Three paying users gave me specifics I could build on:
- One was a retiree who needed to talk to her doctor. Her entire vocabulary need was medical and bureaucratic. The free cohort never revealed this because nobody told me what they actually needed Spanish for. She told me because she'd paid and expected it to work.
- One kept switching to English mid-sentence and wanted the agent to gently push back. That became a profile flag — "tolerance for immersion: low" — which changes how aggressively EspaLuz responds in Spanish versus bilingual.
- One never used full sentences, just fired single words, and got frustrated when the agent over-explained. That taught me response length has to adapt to the user's own message length, which is now a routing input.
None of those three insights existed in my 100 free signups. Free users churn silently. Paying users complain, and complaints are the cheapest, highest-resolution product feedback you will ever get. Charge early — not to make money on three people, but because the price tag is what turns a tourist into a teacher.
What I'd tell a founder choosing the channel
If your users are already in a messaging app for the reason your product addresses, build the agent there. Don't make them come to you. A web app is the right call when the experience genuinely needs a screen — a code editor, a design canvas, a data dashboard you interact with. A language tutor, a coach, a reminder agent, anything that is fundamentally a conversation — that belongs in the thread the user already lives in.

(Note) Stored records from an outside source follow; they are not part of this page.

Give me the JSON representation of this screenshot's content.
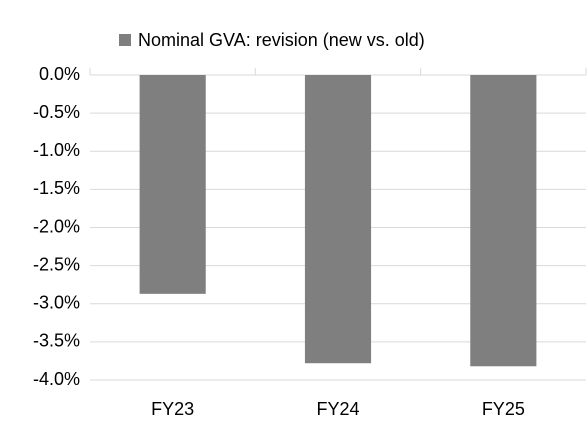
{
  "chart_data": {
    "type": "bar",
    "categories": [
      "FY23",
      "FY24",
      "FY25"
    ],
    "series": [
      {
        "name": "Nominal GVA: revision (new vs. old)",
        "color": "#7f7f7f",
        "values": [
          -2.87,
          -3.78,
          -3.82
        ]
      }
    ],
    "ylim": [
      -4,
      0
    ],
    "yticks": [
      {
        "value": 0,
        "label": "0.0%"
      },
      {
        "value": -0.5,
        "label": "-0.5%"
      },
      {
        "value": -1,
        "label": "-1.0%"
      },
      {
        "value": -1.5,
        "label": "-1.5%"
      },
      {
        "value": -2,
        "label": "-2.0%"
      },
      {
        "value": -2.5,
        "label": "-2.5%"
      },
      {
        "value": -3,
        "label": "-3.0%"
      },
      {
        "value": -3.5,
        "label": "-3.5%"
      },
      {
        "value": -4,
        "label": "-4.0%"
      }
    ],
    "grid": true,
    "legend": "top"
  }
}
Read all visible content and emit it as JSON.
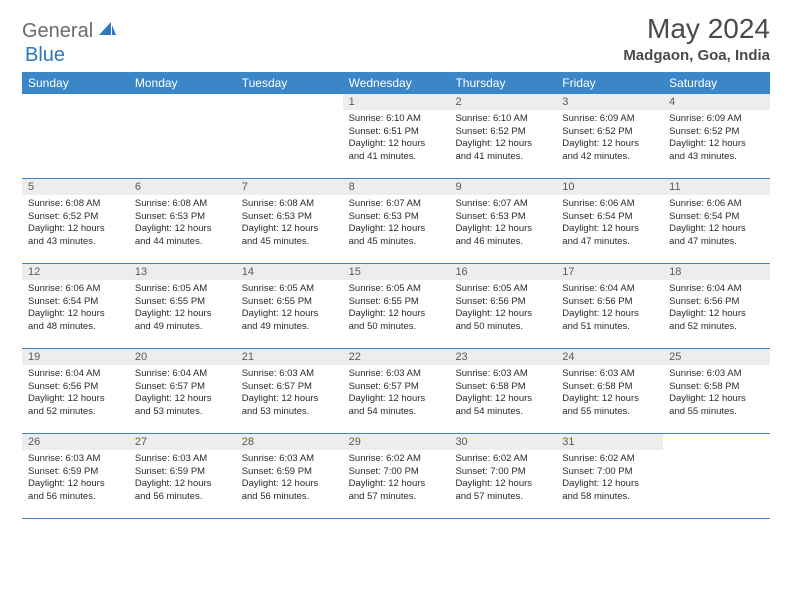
{
  "brand": {
    "general": "General",
    "blue": "Blue"
  },
  "title": "May 2024",
  "location": "Madgaon, Goa, India",
  "colors": {
    "header_bg": "#3b86c6",
    "daynum_bg": "#ebedef",
    "text": "#333333",
    "title_text": "#4a4a4a",
    "logo_gray": "#6b6b6b",
    "logo_blue": "#2f78bd",
    "border": "#3b86c6"
  },
  "day_labels": [
    "Sunday",
    "Monday",
    "Tuesday",
    "Wednesday",
    "Thursday",
    "Friday",
    "Saturday"
  ],
  "weeks": [
    [
      {
        "n": "",
        "sr": "",
        "ss": "",
        "dl": ""
      },
      {
        "n": "",
        "sr": "",
        "ss": "",
        "dl": ""
      },
      {
        "n": "",
        "sr": "",
        "ss": "",
        "dl": ""
      },
      {
        "n": "1",
        "sr": "6:10 AM",
        "ss": "6:51 PM",
        "dl": "12 hours and 41 minutes."
      },
      {
        "n": "2",
        "sr": "6:10 AM",
        "ss": "6:52 PM",
        "dl": "12 hours and 41 minutes."
      },
      {
        "n": "3",
        "sr": "6:09 AM",
        "ss": "6:52 PM",
        "dl": "12 hours and 42 minutes."
      },
      {
        "n": "4",
        "sr": "6:09 AM",
        "ss": "6:52 PM",
        "dl": "12 hours and 43 minutes."
      }
    ],
    [
      {
        "n": "5",
        "sr": "6:08 AM",
        "ss": "6:52 PM",
        "dl": "12 hours and 43 minutes."
      },
      {
        "n": "6",
        "sr": "6:08 AM",
        "ss": "6:53 PM",
        "dl": "12 hours and 44 minutes."
      },
      {
        "n": "7",
        "sr": "6:08 AM",
        "ss": "6:53 PM",
        "dl": "12 hours and 45 minutes."
      },
      {
        "n": "8",
        "sr": "6:07 AM",
        "ss": "6:53 PM",
        "dl": "12 hours and 45 minutes."
      },
      {
        "n": "9",
        "sr": "6:07 AM",
        "ss": "6:53 PM",
        "dl": "12 hours and 46 minutes."
      },
      {
        "n": "10",
        "sr": "6:06 AM",
        "ss": "6:54 PM",
        "dl": "12 hours and 47 minutes."
      },
      {
        "n": "11",
        "sr": "6:06 AM",
        "ss": "6:54 PM",
        "dl": "12 hours and 47 minutes."
      }
    ],
    [
      {
        "n": "12",
        "sr": "6:06 AM",
        "ss": "6:54 PM",
        "dl": "12 hours and 48 minutes."
      },
      {
        "n": "13",
        "sr": "6:05 AM",
        "ss": "6:55 PM",
        "dl": "12 hours and 49 minutes."
      },
      {
        "n": "14",
        "sr": "6:05 AM",
        "ss": "6:55 PM",
        "dl": "12 hours and 49 minutes."
      },
      {
        "n": "15",
        "sr": "6:05 AM",
        "ss": "6:55 PM",
        "dl": "12 hours and 50 minutes."
      },
      {
        "n": "16",
        "sr": "6:05 AM",
        "ss": "6:56 PM",
        "dl": "12 hours and 50 minutes."
      },
      {
        "n": "17",
        "sr": "6:04 AM",
        "ss": "6:56 PM",
        "dl": "12 hours and 51 minutes."
      },
      {
        "n": "18",
        "sr": "6:04 AM",
        "ss": "6:56 PM",
        "dl": "12 hours and 52 minutes."
      }
    ],
    [
      {
        "n": "19",
        "sr": "6:04 AM",
        "ss": "6:56 PM",
        "dl": "12 hours and 52 minutes."
      },
      {
        "n": "20",
        "sr": "6:04 AM",
        "ss": "6:57 PM",
        "dl": "12 hours and 53 minutes."
      },
      {
        "n": "21",
        "sr": "6:03 AM",
        "ss": "6:57 PM",
        "dl": "12 hours and 53 minutes."
      },
      {
        "n": "22",
        "sr": "6:03 AM",
        "ss": "6:57 PM",
        "dl": "12 hours and 54 minutes."
      },
      {
        "n": "23",
        "sr": "6:03 AM",
        "ss": "6:58 PM",
        "dl": "12 hours and 54 minutes."
      },
      {
        "n": "24",
        "sr": "6:03 AM",
        "ss": "6:58 PM",
        "dl": "12 hours and 55 minutes."
      },
      {
        "n": "25",
        "sr": "6:03 AM",
        "ss": "6:58 PM",
        "dl": "12 hours and 55 minutes."
      }
    ],
    [
      {
        "n": "26",
        "sr": "6:03 AM",
        "ss": "6:59 PM",
        "dl": "12 hours and 56 minutes."
      },
      {
        "n": "27",
        "sr": "6:03 AM",
        "ss": "6:59 PM",
        "dl": "12 hours and 56 minutes."
      },
      {
        "n": "28",
        "sr": "6:03 AM",
        "ss": "6:59 PM",
        "dl": "12 hours and 56 minutes."
      },
      {
        "n": "29",
        "sr": "6:02 AM",
        "ss": "7:00 PM",
        "dl": "12 hours and 57 minutes."
      },
      {
        "n": "30",
        "sr": "6:02 AM",
        "ss": "7:00 PM",
        "dl": "12 hours and 57 minutes."
      },
      {
        "n": "31",
        "sr": "6:02 AM",
        "ss": "7:00 PM",
        "dl": "12 hours and 58 minutes."
      },
      {
        "n": "",
        "sr": "",
        "ss": "",
        "dl": ""
      }
    ]
  ],
  "labels": {
    "sunrise": "Sunrise:",
    "sunset": "Sunset:",
    "daylight": "Daylight:"
  }
}
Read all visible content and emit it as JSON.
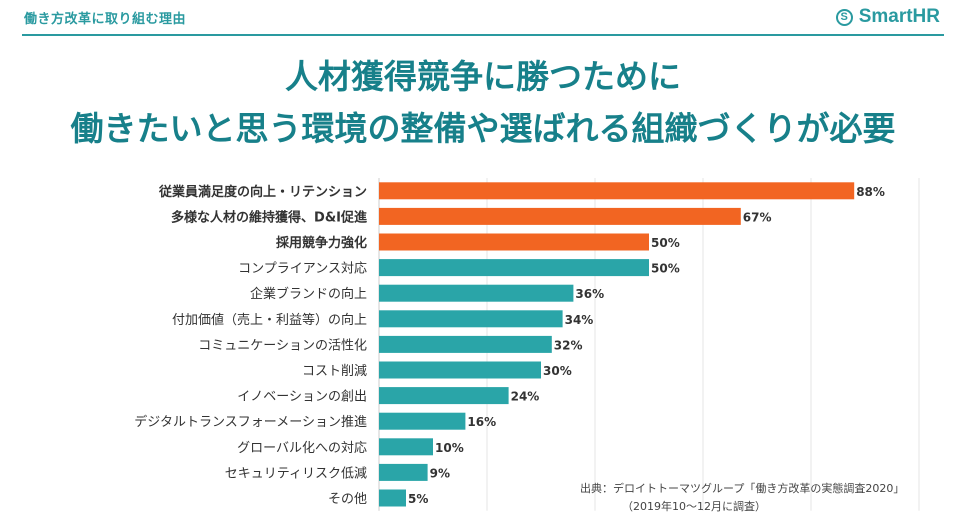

And build the cheapest memory that solves your actual retrieval pattern. For conversational state about one person over a bounded history, two Postgres rows beat a vector store on cost, latency, and complexity. Add embeddings when you can name the specific query they'd answer that your rolling window and profile can't. If you can't name it, you don't need it yet.
Frequently Asked Questions
Q: Why not just use the LLM's native context window instead of a separate Postgres memory layer?
A: Because the context window is per-request and stateless across the webhook calls WhatsApp sends you. Each message is an independent HTTP event with no memory of the last one — you have to rehydrate state yourself every single time. Postgres is where that state lives between requests; the context window is just where you assemble it for one call.
Q: What does the Twilio/WhatsApp messaging cost actually look like at small scale?
A: That's the line item that matters more than your LLM bill at this size. Business-initiated conversation fees and per-message pricing vary by country, but for a handful of active users it ran me more than the Groq inference did. Price your subscription against messaging fees first; the model cost is the easy part to keep under a dollar per user.
Q: How do you keep the profile summary from drifting or hallucinating facts about the learner?
A: I don't summarize on every message — I run the profile update every few sessions, and the summarization prompt is constrained to update specific fields (level, recurring errors, topics, immersion tolerance) rather than rewrite freeform. Constraining the output schema kills most drift. I also keep the raw rolling window so the agent never relies on the summary alone for recent context.
Q: Three paying users isn't a sample. Why trust the retention number?
A: I don't trust the 100% as a number — I trust the mechanism behind it. The web app churned because it demanded a context switch; the WhatsApp agent didn't, and that's a structural difference, not a statistical one. The three users validated the mechanism, not the percentage. I'd expect retention to fall as the cohort grows, but the channel advantage is real regardless.
Q: Why route between Groq and Claude instead of just using one model for consistency?
A: Latency and cost have different shapes than quality. Most messages are short corrections where Groq's sub-second response matters more than Claude's nuance, and they're 80% of traffic. The 20% that need real reasoning or careful emotional handling justify Claude's cost. Using one model means either overpaying on easy turns or under-serving hard ones — routing lets you optimize each.